I haven’t been able to update my cellphone anonymously with Aurora since January. Every time I try, Aurora errors out with “Oops, you are rate limited”.
This isn’t the first time Google plays at making non-normies’ lives difficult. So I tried the usual tricks, updated Aurora, tried the nightly build, waited, tried again… for months - to no avail: Google just won’t play ball this time.
Last week, Signal stopped working and demanded to be updated. Fortunately, Signal offers the APK as a normal download without having to get it from the hateful Google Play store.
Today, my home banking identificator app did the same thing and stopped working. I needed to make a payment right now, and I had no way to update the app: “Oops, you are rate limited”. And my bank sure doesn’t offer the APK outside of anything but the goddamn Google Play store.
So I relented and created a Google account. Which of course entailed giving Google a phone number. I sure didn’t give them mine, so I phoned a friend abroad who doesn’t care to ask him to receive the verification SMS on his phone and read out the code to me. Which worked long enough to set up 2FA and do away with phone numbers altogether. And finally, after an hour of fucking around, annoying other people and compromising their phone number, I could update my banking app and make my payment at last.

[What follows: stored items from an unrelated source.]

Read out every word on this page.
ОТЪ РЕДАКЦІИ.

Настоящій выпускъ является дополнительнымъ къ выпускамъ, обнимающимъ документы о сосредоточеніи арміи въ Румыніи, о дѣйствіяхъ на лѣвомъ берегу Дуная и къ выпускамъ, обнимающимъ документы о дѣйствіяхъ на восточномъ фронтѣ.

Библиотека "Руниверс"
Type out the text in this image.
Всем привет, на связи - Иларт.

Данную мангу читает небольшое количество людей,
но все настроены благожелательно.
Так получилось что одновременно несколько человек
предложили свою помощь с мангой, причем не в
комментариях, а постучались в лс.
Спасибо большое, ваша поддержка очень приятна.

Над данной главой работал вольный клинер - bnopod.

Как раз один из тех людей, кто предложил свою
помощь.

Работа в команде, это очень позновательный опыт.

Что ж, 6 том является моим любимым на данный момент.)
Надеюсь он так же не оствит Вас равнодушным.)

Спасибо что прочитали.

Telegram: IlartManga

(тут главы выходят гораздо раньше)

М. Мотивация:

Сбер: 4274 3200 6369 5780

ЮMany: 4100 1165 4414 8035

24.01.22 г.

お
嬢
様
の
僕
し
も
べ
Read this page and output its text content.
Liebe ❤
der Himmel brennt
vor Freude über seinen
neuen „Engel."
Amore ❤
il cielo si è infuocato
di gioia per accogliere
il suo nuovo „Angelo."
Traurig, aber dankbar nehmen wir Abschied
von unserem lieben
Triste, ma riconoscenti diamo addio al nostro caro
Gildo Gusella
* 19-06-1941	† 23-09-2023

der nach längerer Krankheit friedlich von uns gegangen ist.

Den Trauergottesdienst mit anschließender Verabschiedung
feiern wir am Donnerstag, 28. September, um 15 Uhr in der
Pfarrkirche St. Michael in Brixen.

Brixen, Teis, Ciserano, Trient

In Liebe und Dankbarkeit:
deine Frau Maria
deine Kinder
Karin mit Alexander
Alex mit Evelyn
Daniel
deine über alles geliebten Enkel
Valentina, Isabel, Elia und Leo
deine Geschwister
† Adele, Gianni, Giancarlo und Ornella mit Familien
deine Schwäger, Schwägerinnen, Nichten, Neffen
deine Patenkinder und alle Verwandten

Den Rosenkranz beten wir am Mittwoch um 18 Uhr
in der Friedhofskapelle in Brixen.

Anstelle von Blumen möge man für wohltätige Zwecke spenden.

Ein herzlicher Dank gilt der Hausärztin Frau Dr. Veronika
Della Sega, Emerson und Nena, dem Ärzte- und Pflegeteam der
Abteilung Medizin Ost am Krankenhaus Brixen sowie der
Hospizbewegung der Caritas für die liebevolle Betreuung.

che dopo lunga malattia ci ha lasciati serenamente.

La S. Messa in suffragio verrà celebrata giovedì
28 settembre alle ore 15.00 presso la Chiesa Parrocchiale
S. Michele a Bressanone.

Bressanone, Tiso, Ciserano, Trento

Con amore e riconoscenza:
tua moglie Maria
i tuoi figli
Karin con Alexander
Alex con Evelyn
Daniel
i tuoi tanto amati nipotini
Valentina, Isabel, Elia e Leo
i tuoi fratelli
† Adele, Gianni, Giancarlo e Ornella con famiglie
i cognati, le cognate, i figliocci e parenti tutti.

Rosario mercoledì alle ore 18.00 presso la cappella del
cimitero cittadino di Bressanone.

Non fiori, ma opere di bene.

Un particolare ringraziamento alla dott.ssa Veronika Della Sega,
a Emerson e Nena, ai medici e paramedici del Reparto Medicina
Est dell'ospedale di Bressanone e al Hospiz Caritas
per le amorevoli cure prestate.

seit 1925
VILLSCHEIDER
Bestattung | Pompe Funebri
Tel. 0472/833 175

All that because Google has decided they want to control my phone.
Fuck Google.
Seriously, how they are allowed to hold the Android world hostage like this without getting their monopolistic ass Sherman’ed AT&T-style, I’ll never know. It’s long overdue.
I haven’t seen the rate limitation issue for a couple of months now. The issue is not new, IIRC the Aurora team needs to provide more and more anonymous accounts as the user base is growing. Some months ago we had this problem for more than two weeks. I just checked and Aurora finds no connection, but until today everything worked flawlessly. And I expect it to work again soon.
I feel your pain though. I am degoogled for more than 5 years now and what I learned is that Google will always look for ways to make our life harder. More and more basic functions such as network location were seperated from the AOSP into proprietary google services. I am pretty sure this will get even worse in the future.
We must not forget that we rely on open source software and a hand full if developers, everything can break tomorrow and we are fucked.
I noticed I only got the rate limiting error when searching for an app on Aurora, but not to download and install. But how to get to the install page if you can’t search?
I opened Firefox/Fennec on mobile, searched for an app, clicked the result for the Google Play store. Once on the play store page for the app was open, I would choose the “Open in App” option from the Firefox menu and select Aurora.
That would launch Aurora and bring me directly to the App Install page. From there I could complete the installation.
This was sometime in 2023, but hopefully it will still be helpful today.
It makes me nauseous to say this, but I am now considering getting a goddamned iPhone just to avoid Google, trading one shitcorp for another shitcorp.
What other options are there to be de-Googled and avoid the app troubles OP is battling?
I’ve been using GrapheneOS on Pixel 7 for about 5 months now, and haven’t seen any issues. With this, bootloader is also locked, so no issues there.
I’ve been eyeing the Murena Fairphone 4 and I think I may go that route. Their OS is purpose built to de-Google, offering free competing services while still having access to the Play store. It seems like it might be a good way to do this for someone like me who doesn’t know what a bootloader is or why it should be locked.
with fairphone, I am afraid of inferior build quality. Reviews tell they got old hardware and stuff. But will prolly get fairphone once I get some extra money :D
I’ve been using the Fairphone 4 for a few weeks now. The hardware is excellent in every way. I am coming from the most recent LG ThinQ which has higher specs than the Fairphone 4 on paper, but the Fairphone actually feels better to use. It’s much better than I expected.